Cochlear implants are one of many applications where a high-reliability capacitor is important to a system that can improve quality of life for patients.
Non-Magnetic Capacitors for MRI Technology
Magnetic resonance imaging (MRI) technology is helpful in identifying a number of potentially life-threatening health concerns. In short, to do this, the MRI machine uses a strong magnetic field and computer-generated radio waves to produce cross-sectional images of the body. Even the smallest amount of magnetism inside an MRI scanner can disrupt the field’s homogeneity (or uniformity).
The homogeneity of the magnetic field significantly impacts the quality of the MRI image output. Low-quality images may lead to a mistaken diagnosis or misguided treatment selections.
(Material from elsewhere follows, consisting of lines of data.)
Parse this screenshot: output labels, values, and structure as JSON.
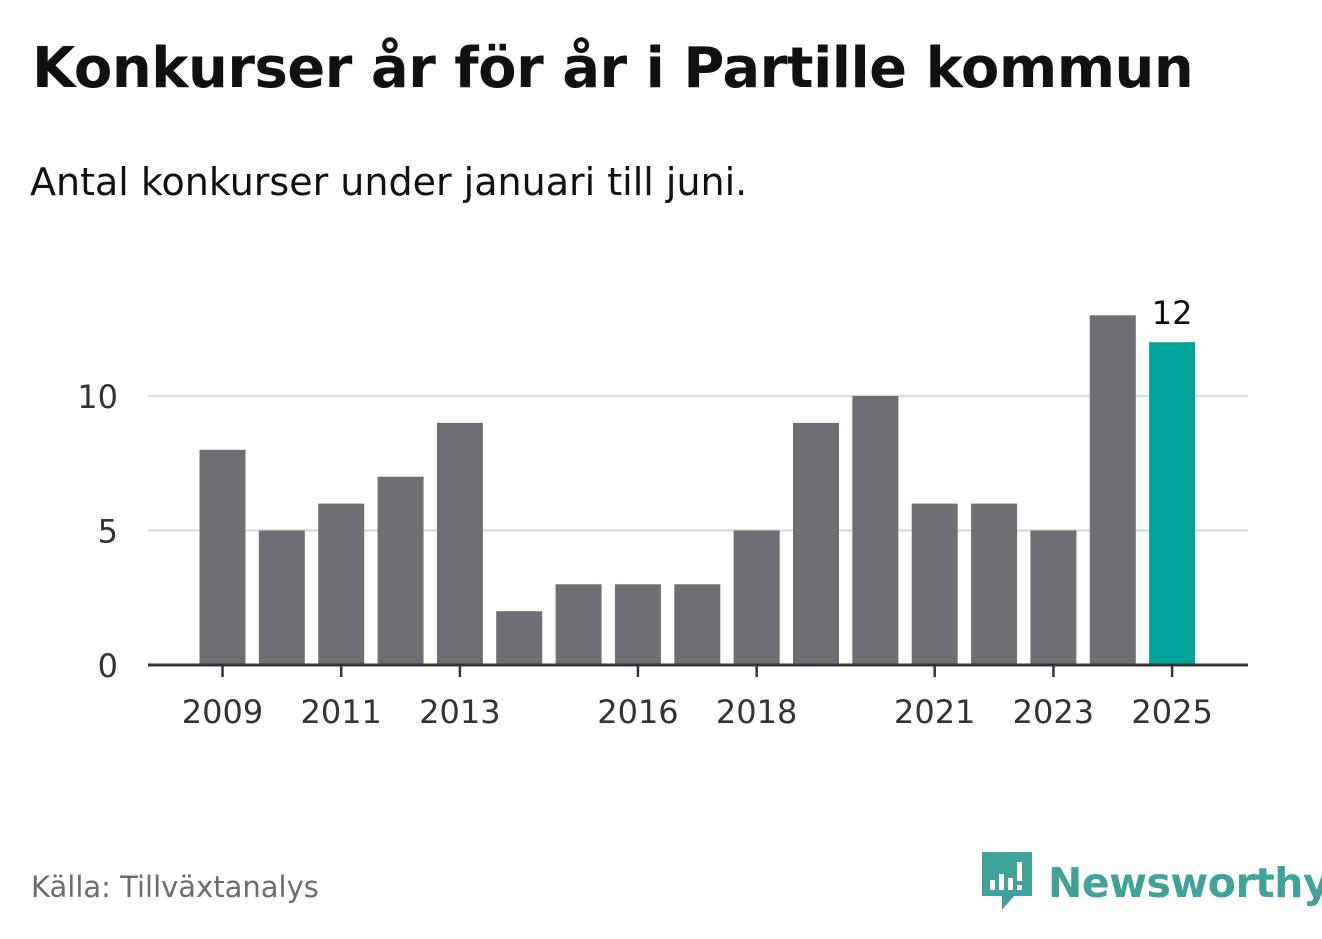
{
  "header": {
    "title": "Konkurser år för år i Partille kommun",
    "subtitle": "Antal konkurser under januari till juni."
  },
  "footer": {
    "source": "Källa: Tillväxtanalys",
    "brand": "Newsworthy",
    "brand_icon": "newsworthy-logo-icon"
  },
  "colors": {
    "bar": "#6f6e74",
    "highlight": "#00a499",
    "grid": "#dcdcdc",
    "axis": "#333333",
    "text": "#333333",
    "brand": "#3fa39b"
  },
  "chart_data": {
    "type": "bar",
    "categories": [
      "2009",
      "2010",
      "2011",
      "2012",
      "2013",
      "2014",
      "2015",
      "2016",
      "2017",
      "2018",
      "2019",
      "2020",
      "2021",
      "2022",
      "2023",
      "2024",
      "2025"
    ],
    "values": [
      8,
      5,
      6,
      7,
      9,
      2,
      3,
      3,
      3,
      5,
      9,
      10,
      6,
      6,
      5,
      13,
      12
    ],
    "highlight_category": "2025",
    "data_labels": [
      {
        "category": "2025",
        "text": "12"
      }
    ],
    "x_tick_labels": [
      "2009",
      "2011",
      "2013",
      "2016",
      "2018",
      "2021",
      "2023",
      "2025"
    ],
    "y_ticks": [
      0,
      5,
      10
    ],
    "y_tick_labels": [
      "0",
      "5",
      "10"
    ],
    "ylim": [
      0,
      14
    ],
    "grid": true,
    "xlabel": "",
    "ylabel": ""
  }
}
It’s important for medical device manufacturers to look for components, including fixed capacitors, trimmer capacitors, inductors, and connectors, that use high-purity metals that exhibit no measurable magnetism.
To minimize any disruptions, it’s vital suppliers have strict traceability and testing regimens for components of all sizes. For example, many capacitors are designed with a nickel barrier finish to maintain solderability; however, nickel’s magnetic properties disqualify the capacitor from being used in imaging applications. Similarly, commercial brass, another commonly used material, is also not acceptable for these applications.
This amount of care on the component level prevents image distortion and minimizes the need for image correction. As a result, clinicians can reliably investigate and diagnose patients without the need for more invasive procedures.
Conclusion
In mission-critical medical applications, device failure comes at a high cost. Selecting the right components can remove some of the uncertainty and lessen the possibility of error. At the end of the day, making smart choices, even at the smallest component level, shows a commitment to the healthcare professionals and patients who rely on your products.
Rich Bestafka is a key account manager—medical at Knowles Precision Devices. He has over 20 years of experience working in various aspects of the electronic components industry and currently oversees medical key accounts for the company.